Teacher Shortage in US Expected to Last Longer Than Pandemic Melissa Wong, a teacher at Yung Wing School P.S. 124 gives a lesson to her masked students in their classroom on September 27, 2021, in New York City. New York City schools fully reopened earlier this month with all in-person classrooms and mandatory masks on students. (Michael Loccisano/Getty)
By Brian Freeman | Monday, 15 November 2021 11:33 AM
A teacher shortage in the United States that has been made worse by the coronavirus will last after the pandemic is over, Axios reported on Monday.
"It's a problem that existed pre-pandemic, it has been exacerbated by the pandemic, and the teacher shortage will not disappear with the pandemic," said Michigan's state superintendent of public instruction Michael Rice.

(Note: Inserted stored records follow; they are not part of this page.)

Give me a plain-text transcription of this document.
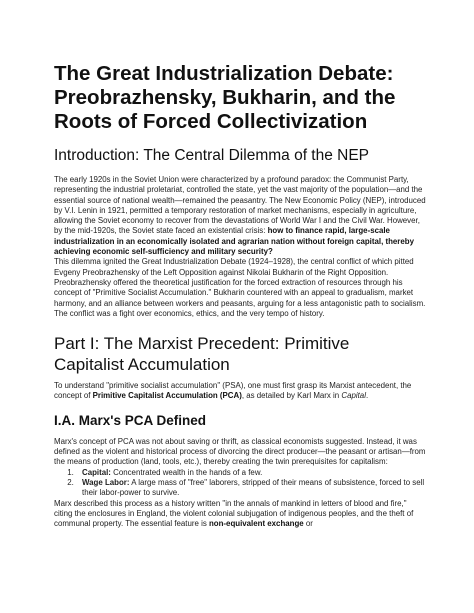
The Great Industrialization Debate: Preobrazhensky, Bukharin, and the Roots of Forced Collectivization
Introduction: The Central Dilemma of the NEP

The early 1920s in the Soviet Union were characterized by a profound paradox: the Communist Party, representing the industrial proletariat, controlled the state, yet the vast majority of the population—and the essential source of national wealth—remained the peasantry. The New Economic Policy (NEP), introduced by V.I. Lenin in 1921, permitted a temporary restoration of market mechanisms, especially in agriculture, allowing the Soviet economy to recover from the devastations of World War I and the Civil War. However, by the mid-1920s, the Soviet state faced an existential crisis: how to finance rapid, large-scale industrialization in an economically isolated and agrarian nation without foreign capital, thereby achieving economic self-sufficiency and military security?

This dilemma ignited the Great Industrialization Debate (1924–1928), the central conflict of which pitted Evgeny Preobrazhensky of the Left Opposition against Nikolai Bukharin of the Right Opposition. Preobrazhensky offered the theoretical justification for the forced extraction of resources through his concept of "Primitive Socialist Accumulation." Bukharin countered with an appeal to gradualism, market harmony, and an alliance between workers and peasants, arguing for a less antagonistic path to socialism. The conflict was a fight over economics, ethics, and the very tempo of history.

Part I: The Marxist Precedent: Primitive Capitalist Accumulation

To understand "primitive socialist accumulation" (PSA), one must first grasp its Marxist antecedent, the concept of Primitive Capitalist Accumulation (PCA), as detailed by Karl Marx in Capital.

I.A. Marx's PCA Defined

Marx's concept of PCA was not about saving or thrift, as classical economists suggested. Instead, it was defined as the violent and historical process of divorcing the direct producer—the peasant or artisan—from the means of production (land, tools, etc.), thereby creating the twin prerequisites for capitalism:

1. Capital: Concentrated wealth in the hands of a few.
2. Wage Labor: A large mass of "free" laborers, stripped of their means of subsistence, forced to sell their labor-power to survive.

Marx described this process as a history written "in the annals of mankind in letters of blood and fire," citing the enclosures in England, the violent colonial subjugation of indigenous peoples, and the theft of communal property. The essential feature is non-equivalent exchange or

There were 575,000 fewer local and state education employees in October 2021 than in February 2020 across the nation, according to data in the latest jobs report put out by the U.S. Bureau of Labor Statistics.
The data indicates that a net 65,000 public education employees left the sector between September and October alone.
The reason that the shortage is expected to continue is that many teachers are retiring or quitting due to stress during the pandemic, but not enough new ones are graduating from universities to fill the slots. Even as the pandemic subsides, a clear trend has been that educators are not coming back.
Although almost every sector is facing a shortage due to the pandemic, the situation is especially problematic in public education, according to Axios.
"Teacher salaries had fallen in the few years even before the pandemic, reducing the supply of teachers," says Susanna Loeb, an education economist and director of Brown University's Annenberg Institute. "So the shortage of teachers may actually be greater than the shortage in other areas, which are more pandemic related."
An Economic Policy Institute analysis shows that the wage gap between teachers and the remainder of the comparably educated workforce was about 21% in 2018, compared to only 6% in 1996.
Even though salaries for teachers have gone up 0.7% in the last quarter, those gains were just half the 1.5% average for all civilian workers.
Due to the shortage, when teachers take days off or need to enter quarantine due to the coronavirus, schools are not always able to find enough substitutes to fill the slots, North Dakota’s Lisbon Public Schools superintendent Justin Fryer told Axios.
In addition to low salaries, substitute teachers are often older or retired and are many times wary of entering high-risk areas such as classrooms amid a pandemic.
Experts say that the main way to fix the problem is through additional funding, as more significant pay increases can help recruit and retain teachers.
In addition, funding for training programs can help school support staff become teachers.
Rice stressed that "we have to rebuild a profession that has been chipped away at."